LPM and Firmware Compatibility

Edit: Check your firmware!

Originally posted April 26, 2016 on AIXchange

Here’s something of interest to those who use live partition mobility (LPM): IBM has created a matrix that shows firmware compatibility for conducting LPM operations between systems:

“Ensure that the firmware levels on the source and destination servers are compatible before upgrading.

In [Table 1], you can see that the first column represent the firmware level you are migrating from, and the values in the top row represent the firmware level you are migrating to. The table lists each combination of firmware levels that support migration.”

Below that first chart is a list that “shows the number of concurrent migrations that are supported per system. The corresponding minimum levels of firmware, Hardware Management Console (HMC), and [VIO servers] that are required are also shown.”

Then there’s a list of restrictions, followed by a table that shows the firmware levels and POWER models that support partition mobility:

“Restrictions:
• Firmware levels 7.2 and 7.3 are restricted to eight concurrent migrations.
• Certain applications such as clustered applications, high availability solutions, and similar applications have heartbeat timers, also referred to as Dead Man Switch (DMS) for node, network, and storage subsystems. If you are migrating these types of applications, you must not use the concurrent migration option as it increases the likelihood of a timeout. This is especially true on 1 GB network connections.
• You must not perform more than four concurrent migrations on a 1 GB network connection. With VIOS Version 2.2.2.0 or later, and a network connection that supports 10 GB or higher, you can run a maximum of eight concurrent migrations.
• From VIOS Version 2.2.2.0, or later, you must have more than one pair of VIOS partitions to support more than eight concurrent mobility operations.
• Systems that are managed by the Integrated Virtualization Manager (IVM) support up to 8 concurrent migrations.
• The Suspend/Resume feature for logical partitions is supported on POWER8 processor-based servers when the firmware is at level 8.4.0, or later. To support the migration of up to 16 active or suspended mobile partitions from the source server to a single or multiple destination servers, the source server must have at least two VIOS partitions that are configured as mover service partitions. Each mover service partition must support up to 8 concurrent partition migration operations. If all 16 partitions are to be migrated to the same destination server, then the destination server must have at least two mover service partitions configured, and each mover service partition must support up to 8 concurrent partition migration operations.
• When the configuration of the mover service partition on the source or destination server does not support 8 concurrent migrations, any migration operation that is started by using either the graphical user interface or the command line will fail when no concurrent mover service partition migration resource is available. You must then use the migrlpar command from the command line with the -p parameter to specify a comma-separated list of logical partition names, or the –id parameter to specify a comma-separated list of logical partition IDs.
• You can migrate a group of logical partitions by using the migrlpar command from the command line. To perform the migration operations, you must use -p parameter to specify a comma-separated list of logical partition names, or the –id parameter to specify a comma-separated list of logical partition IDs.
• You can run up to four concurrent Suspend/Resume operations.
• You cannot perform Live Partition Mobility that is both bidirectional and concurrent. For example, [when] you are moving a mobile partition from the source server to the destination server, you cannot migrate another mobile partition from the destination server to the source server.”

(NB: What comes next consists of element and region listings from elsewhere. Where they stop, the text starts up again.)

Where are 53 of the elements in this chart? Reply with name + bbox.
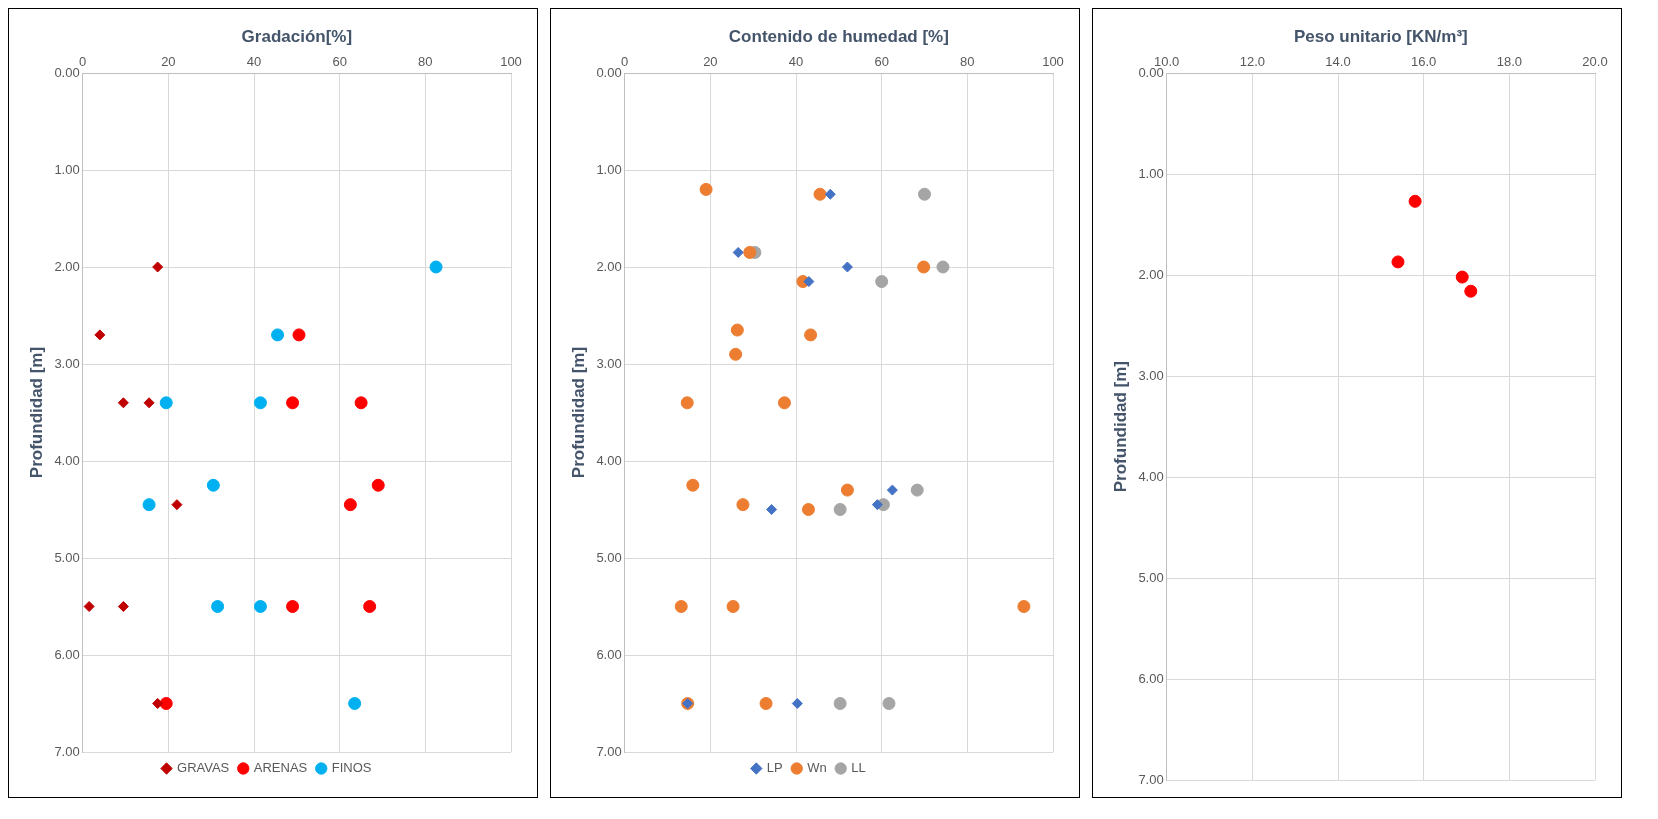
- y-tick-label: 0.00: [596, 64, 622, 80]
- x-tick-label: 12.0: [1239, 53, 1266, 69]
- y-axis-title: Profundidad [m]: [568, 346, 588, 479]
- y-tick-label: 3.00: [54, 355, 80, 371]
- y-tick-label: 7.00: [596, 743, 622, 759]
- y-tick-label: 6.00: [1138, 670, 1164, 686]
- x-tick-label: 14.0: [1325, 53, 1351, 69]
- x-tick-label: 0: [79, 53, 87, 69]
- y-tick-label: 2.00: [1138, 266, 1164, 282]
- x-tick-label: 20.0: [1582, 53, 1608, 69]
- x-tick-label: 40: [246, 53, 262, 69]
- x-axis-title: Contenido de humedad [%]: [728, 26, 949, 46]
- y-axis-title: Profundidad [m]: [1110, 360, 1130, 493]
- x-tick-label: 18.0: [1496, 53, 1522, 69]
- x-tick-label: 60: [874, 53, 889, 69]
- x-tick-label: 16.0: [1411, 53, 1437, 69]
- legend-label: Wn: [807, 760, 827, 776]
- y-tick-label: 4.00: [596, 452, 622, 468]
- x-tick-label: 20: [703, 53, 718, 69]
- legend-label: LL: [851, 760, 866, 776]
- x-tick-label: 60: [332, 53, 347, 69]
- y-tick-label: 6.00: [54, 646, 80, 662]
- y-tick-label: 4.00: [1138, 468, 1164, 484]
- x-tick-label: 100: [500, 53, 522, 69]
- y-tick-label: 7.00: [1138, 771, 1164, 787]
- y-tick-label: 1.00: [596, 161, 622, 177]
- y-tick-label: 7.00: [54, 743, 80, 759]
- legend-label: GRAVAS: [177, 760, 230, 776]
- y-tick-label: 3.00: [596, 355, 622, 371]
- y-tick-label: 3.00: [1138, 367, 1164, 383]
- y-tick-label: 2.00: [54, 258, 80, 274]
- x-tick-label: 0: [621, 53, 629, 69]
- y-tick-label: 5.00: [54, 549, 80, 565]
- y-tick-label: 0.00: [54, 64, 80, 80]
- y-tick-label: 4.00: [54, 452, 80, 468]
- legend-label: LP: [766, 760, 783, 776]
- x-tick-label: 20: [161, 53, 176, 69]
- x-tick-label: 100: [1042, 53, 1064, 69]
- y-tick-label: 5.00: [1138, 569, 1164, 585]
- x-tick-label: 10.0: [1154, 53, 1180, 69]
- legend-label: ARENAS: [253, 760, 308, 776]
- x-tick-label: 80: [960, 53, 975, 69]
- y-tick-label: 5.00: [596, 549, 622, 565]
- y-tick-label: 1.00: [1138, 165, 1164, 181]
- legend-label: FINOS: [331, 760, 372, 776]
- x-axis-title: Gradación[%]: [241, 26, 353, 46]
- y-tick-label: 2.00: [596, 258, 622, 274]
- x-tick-label: 40: [788, 53, 804, 69]
- x-tick-label: 80: [418, 53, 433, 69]
- x-axis-title: Peso unitario [KN/m³]: [1293, 26, 1468, 46]
- y-tick-label: 6.00: [596, 646, 622, 662]
- y-axis-title: Profundidad [m]: [26, 346, 46, 479]
- y-tick-label: 1.00: [54, 161, 80, 177]
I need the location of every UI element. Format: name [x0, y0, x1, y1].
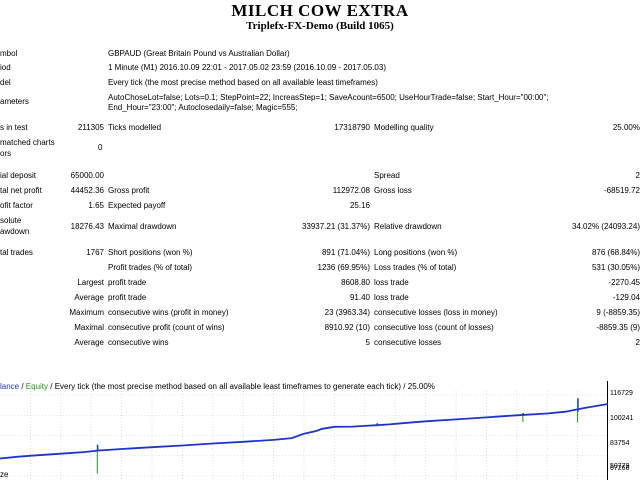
average-consecutive-label: Average — [74, 338, 104, 347]
chart-x-label: ze — [0, 470, 9, 479]
symbol-label: mbol — [0, 49, 18, 58]
short-positions-label: Short positions (won %) — [108, 248, 193, 257]
y-tick-label: 67266 — [610, 465, 630, 472]
absolute-drawdown-value: 18276.43 — [70, 222, 104, 231]
net-profit-value: 44452.36 — [70, 186, 104, 195]
gross-loss-label: Gross loss — [374, 186, 412, 195]
expected-payoff-label: Expected payoff — [108, 201, 166, 210]
avg-consecutive-losses-label: consecutive losses — [374, 338, 442, 347]
model-value: Every tick (the most precise method base… — [108, 78, 378, 87]
balance-chart: lance / Equity / Every tick (the most pr… — [0, 381, 640, 480]
gross-profit-value: 112972.08 — [332, 186, 370, 195]
report-title: MILCH COW EXTRA — [231, 1, 409, 20]
mismatch-label-2: ors — [0, 149, 12, 158]
bars-value: 211305 — [77, 123, 104, 132]
average-loss-trade-value: -129.04 — [612, 293, 640, 302]
parameters-line-1: AutoChoseLot=false; Lots=0.1; StepPoint=… — [108, 93, 549, 102]
parameters-line-2: End_Hour="23:00"; Autoclosedaily=false; … — [108, 103, 298, 112]
chart-legend: lance / Equity / Every tick (the most pr… — [0, 382, 435, 392]
expected-payoff-value: 25.16 — [349, 201, 370, 210]
quality-value: 25.00% — [612, 123, 640, 132]
largest-loss-trade-value: -2270.45 — [608, 278, 640, 287]
total-trades-value: 1767 — [86, 248, 104, 257]
relative-drawdown-label: Relative drawdown — [374, 222, 442, 231]
period-label: iod — [0, 63, 11, 72]
legend-separator: / — [19, 382, 26, 391]
spread-label: Spread — [374, 171, 400, 180]
largest-profit-trade-label: profit trade — [108, 278, 147, 287]
total-trades-label: tal trades — [0, 248, 33, 257]
maximal-drawdown-value: 33937.21 (31.37%) — [301, 222, 370, 231]
short-positions-value: 891 (71.04%) — [321, 248, 370, 257]
largest-profit-trade-value: 8608.80 — [341, 278, 370, 287]
parameters-label: ameters — [0, 97, 29, 106]
profit-trades-value: 1236 (69.95%) — [317, 263, 370, 272]
average-label: Average — [74, 293, 104, 302]
max-consecutive-losses-value: 9 (-8859.35) — [596, 308, 640, 317]
loss-trades-label: Loss trades (% of total) — [374, 263, 457, 272]
quality-label: Modelling quality — [374, 123, 434, 132]
maximal-drawdown-label: Maximal drawdown — [108, 222, 177, 231]
legend-description: / Every tick (the most precise method ba… — [48, 382, 435, 391]
max-consecutive-losses-label: consecutive losses (loss in money) — [374, 308, 498, 317]
legend-balance: lance — [0, 382, 20, 391]
y-tick-label: 116729 — [610, 390, 633, 397]
avg-consecutive-wins-label: consecutive wins — [108, 338, 169, 347]
long-positions-label: Long positions (won %) — [374, 248, 458, 257]
ticks-label: Ticks modelled — [108, 123, 162, 132]
symbol-value: GBPAUD (Great Britain Pound vs Australia… — [108, 49, 290, 58]
legend-equity: Equity — [25, 382, 49, 391]
chart-plot-area — [0, 381, 608, 480]
average-profit-trade-value: 91.40 — [349, 293, 370, 302]
profit-factor-value: 1.65 — [88, 201, 104, 210]
net-profit-label: tal net profit — [0, 186, 42, 195]
relative-drawdown-value: 34.02% (24093.24) — [571, 222, 640, 231]
max-consecutive-loss-value: -8859.35 (9) — [596, 323, 640, 332]
ticks-value: 17318790 — [334, 123, 370, 132]
report-subtitle: Triplefx-FX-Demo (Build 1065) — [246, 20, 394, 32]
max-consecutive-wins-value: 23 (3963.34) — [324, 308, 370, 317]
profit-factor-label: ofit factor — [0, 201, 33, 210]
mismatch-label-1: matched charts — [0, 138, 55, 147]
bars-label: s in test — [0, 123, 28, 132]
mismatch-value: 0 — [98, 143, 103, 152]
avg-consecutive-wins-value: 5 — [365, 338, 370, 347]
period-value: 1 Minute (M1) 2016.10.09 22:01 - 2017.05… — [108, 63, 386, 72]
y-tick-label: 83754 — [610, 440, 630, 447]
maximum-label: Maximum — [69, 308, 104, 317]
spread-value: 2 — [635, 171, 640, 180]
max-consecutive-loss-label: consecutive loss (count of losses) — [374, 323, 494, 332]
balance-series-line — [0, 403, 608, 460]
deposit-value: 65000.00 — [70, 171, 104, 180]
chart-svg — [0, 391, 608, 480]
max-consecutive-profit-value: 8910.92 (10) — [324, 323, 370, 332]
y-tick-label: 100241 — [610, 415, 634, 422]
y-tick-label: 50779 — [610, 463, 630, 470]
average-loss-trade-label: loss trade — [374, 293, 409, 302]
gross-profit-label: Gross profit — [108, 186, 150, 195]
model-label: del — [0, 78, 11, 87]
largest-loss-trade-label: loss trade — [374, 278, 409, 287]
max-consecutive-wins-label: consecutive wins (profit in money) — [108, 308, 229, 317]
loss-trades-value: 531 (30.05%) — [591, 263, 640, 272]
max-consecutive-profit-label: consecutive profit (count of wins) — [108, 323, 225, 332]
profit-trades-label: Profit trades (% of total) — [108, 263, 193, 272]
avg-consecutive-losses-value: 2 — [635, 338, 640, 347]
largest-label: Largest — [77, 278, 104, 287]
deposit-label: ial deposit — [0, 171, 37, 180]
long-positions-value: 876 (68.84%) — [591, 248, 640, 257]
average-profit-trade-label: profit trade — [108, 293, 147, 302]
gross-loss-value: -68519.72 — [603, 186, 640, 195]
maximal-label: Maximal — [74, 323, 104, 332]
absolute-drawdown-label-2: awdown — [0, 227, 30, 236]
absolute-drawdown-label-1: solute — [0, 216, 22, 225]
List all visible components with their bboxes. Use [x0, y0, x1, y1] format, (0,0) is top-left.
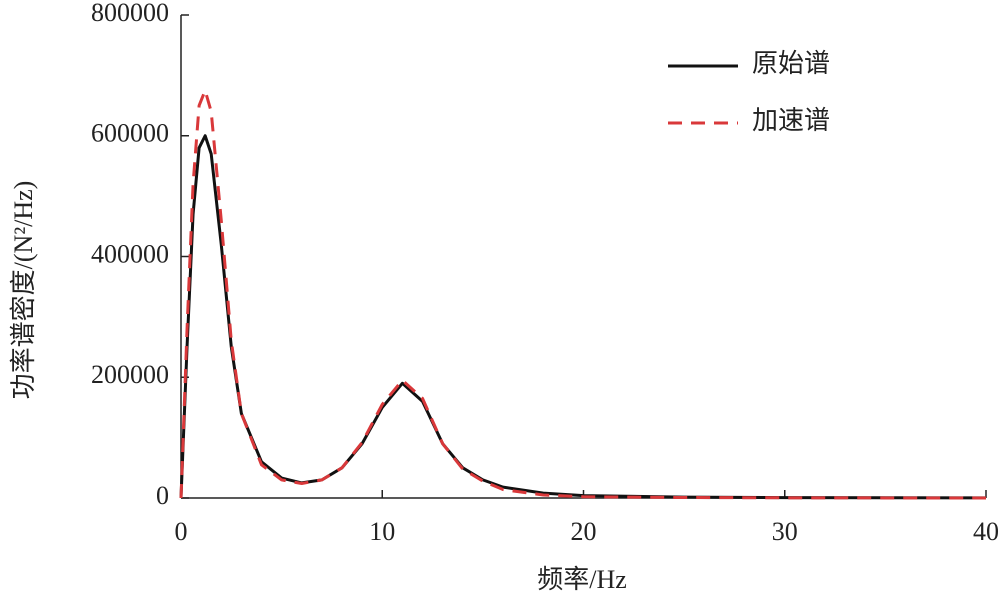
x-tick-label: 20 — [571, 517, 597, 546]
legend-label: 加速谱 — [752, 106, 830, 135]
y-tick-label: 600000 — [91, 119, 169, 148]
y-tick-label: 800000 — [91, 0, 169, 27]
line-series — [179, 134, 987, 500]
x-tick-label: 30 — [772, 517, 798, 546]
x-tick-label: 0 — [175, 517, 188, 546]
y-tick-label: 200000 — [91, 360, 169, 389]
legend-label: 原始谱 — [752, 49, 830, 78]
x-axis-label: 频率/Hz — [537, 565, 627, 594]
y-tick-label: 0 — [156, 481, 169, 510]
line-series — [179, 88, 987, 500]
y-axis-label: 功率谱密度/(N²/Hz) — [9, 181, 38, 400]
x-tick-label: 10 — [369, 517, 395, 546]
y-tick-label: 400000 — [91, 239, 169, 268]
x-tick-label: 40 — [973, 517, 999, 546]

Note that if you do not check your firmware versions, a firmware update can cause future planned LPM operations to fail. That’s all the more reason to add this link to your planning checklist.

Speaking of LPM, Chris Gibson takes note of a new HMC system-wide setting that allows LPM with inactive source storage VIO server.

“A new HMC & Firmware 840 feature allows LPM in a dual VIOS configuration when one VIOS is failed. Previously, LPM was not allowed if one of the source VIOS (in a dual VIOS configuration) was in a failed state. Both [VIO servers] had to be operational to perform LPM. The new support allows the HMC to cache adapter configuration from both [VIO servers]. Whenever changes are made to the configuration, the cached information will be updated on the HMC. If one VIOS is failed, instead of querying the failed VIOS, the HMC cache is used instead to create the new configuration on the target VIOS. This support was needed to cover the situation where there’s failed hardware which is causing an outage on the VIOS and requires a disruptive repair action. This new feature is enabled using a server wide HMC setting to enable the automatic caching of VIOS configuration details.”